La respuesta corta es sencilla: midiéndolo. Lo que ocurre es que no es intuitiva porque, en fin, el ozono atmosférico, no se ve a simple vista. Para descubrir que existía una capa de ozono en la atmósfera, los científicos tuvieron que responder a una pregunta esencial ¿Por qué no nos llega todo el espectro de la luz solar? O, por decirlo de otra manera, ¿dónde está toda esa luz ultravioleta que deberíamos estar ahí, pero no nos llega?

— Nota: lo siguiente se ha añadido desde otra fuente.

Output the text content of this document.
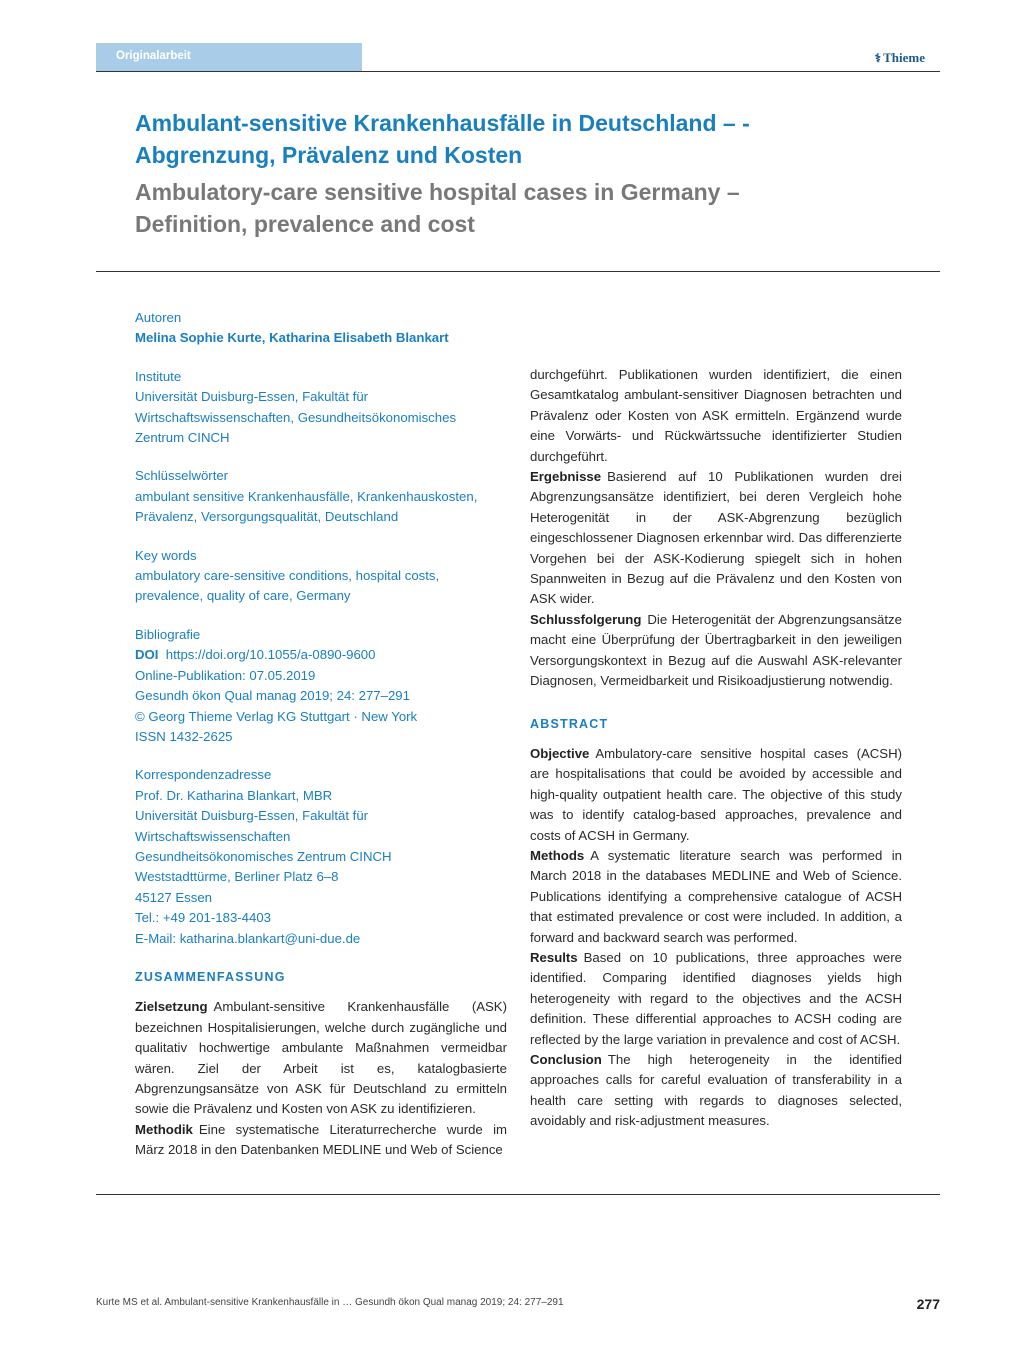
Originalarbeit	⚕ Thieme
Ambulant-sensitive Krankenhausfälle in Deutschland – - Abgrenzung, Prävalenz und Kosten
Ambulatory-care sensitive hospital cases in Germany – Definition, prevalence and cost
Autoren
Melina Sophie Kurte, Katharina Elisabeth Blankart
Institute
Universität Duisburg-Essen, Fakultät für
Wirtschaftswissenschaften, Gesundheitsökonomisches
Zentrum CINCH
Schlüsselwörter
ambulant sensitive Krankenhausfälle, Krankenhauskosten,
Prävalenz, Versorgungsqualität, Deutschland
Key words
ambulatory care-sensitive conditions, hospital costs,
prevalence, quality of care, Germany
Bibliografie
DOI https://doi.org/10.1055/a-0890-9600
Online-Publikation: 07.05.2019
Gesundh ökon Qual manag 2019; 24: 277–291
© Georg Thieme Verlag KG Stuttgart · New York
ISSN 1432-2625
Korrespondenzadresse
Prof. Dr. Katharina Blankart, MBR
Universität Duisburg-Essen, Fakultät für
Wirtschaftswissenschaften
Gesundheitsökonomisches Zentrum CINCH
Weststadttürme, Berliner Platz 6–8
45127 Essen
Tel.: +49 201-183-4403
E-Mail: katharina.blankart@uni-due.de
ZUSAMMENFASSUNG

Zielsetzung Ambulant-sensitive Krankenhausfälle (ASK) bezeichnen Hospitalisierungen, welche durch zugängliche und qualitativ hochwertige ambulante Maßnahmen vermeidbar wären. Ziel der Arbeit ist es, katalogbasierte Abgrenzungsansätze von ASK für Deutschland zu ermitteln sowie die Prävalenz und Kosten von ASK zu identifizieren.

Methodik Eine systematische Literaturrecherche wurde im März 2018 in den Datenbanken MEDLINE und Web of Science

durchgeführt. Publikationen wurden identifiziert, die einen Gesamtkatalog ambulant-sensitiver Diagnosen betrachten und Prävalenz oder Kosten von ASK ermitteln. Ergänzend wurde eine Vorwärts- und Rückwärtssuche identifizierter Studien durchgeführt.

Ergebnisse Basierend auf 10 Publikationen wurden drei Abgrenzungsansätze identifiziert, bei deren Vergleich hohe Heterogenität in der ASK-Abgrenzung bezüglich eingeschlossener Diagnosen erkennbar wird. Das differenzierte Vorgehen bei der ASK-Kodierung spiegelt sich in hohen Spannweiten in Bezug auf die Prävalenz und den Kosten von ASK wider.

Schlussfolgerung Die Heterogenität der Abgrenzungsansätze macht eine Überprüfung der Übertragbarkeit in den jeweiligen Versorgungskontext in Bezug auf die Auswahl ASK-relevanter Diagnosen, Vermeidbarkeit und Risikoadjustierung notwendig.

ABSTRACT

Objective Ambulatory-care sensitive hospital cases (ACSH) are hospitalisations that could be avoided by accessible and high-quality outpatient health care. The objective of this study was to identify catalog-based approaches, prevalence and costs of ACSH in Germany.

Methods A systematic literature search was performed in March 2018 in the databases MEDLINE and Web of Science. Publications identifying a comprehensive catalogue of ACSH that estimated prevalence or cost were included. In addition, a forward and backward search was performed.

Results Based on 10 publications, three approaches were identified. Comparing identified diagnoses yields high heterogeneity with regard to the objectives and the ACSH definition. These differential approaches to ACSH coding are reflected by the large variation in prevalence and cost of ACSH.

Conclusion The high heterogeneity in the identified approaches calls for careful evaluation of transferability in a health care setting with regards to diagnoses selected, avoidably and risk-adjustment measures.

Kurte MS et al. Ambulant-sensitive Krankenhausfälle in … Gesundh ökon Qual manag 2019; 24: 277–291	277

En 1879, el astrónomo francés Alfred Cornu sugirió que la limitación del extremo ultravioleta del espectro solar que se recibía en la Tierra solo podía deberse a que había algo en la atmósfera. No teníamos muy claro qué podía ser, pero tras pasar muchas horas examinando mediciones llegó a la conclusión de que algo debía estar bloqueando esas frecuencias del espectro visible.

Un año después, uno de los padres de la espectroscopia, Walter Noel Hartley que acababa de estimar la banda de absorción del ozono vio que las cuentas cuadraban y relacionó el gas, quizás por primera vez, con el bloqueo ultravioleta. Así fue como empezamos a medir el ozono, con detectores de rayos ultravioleta.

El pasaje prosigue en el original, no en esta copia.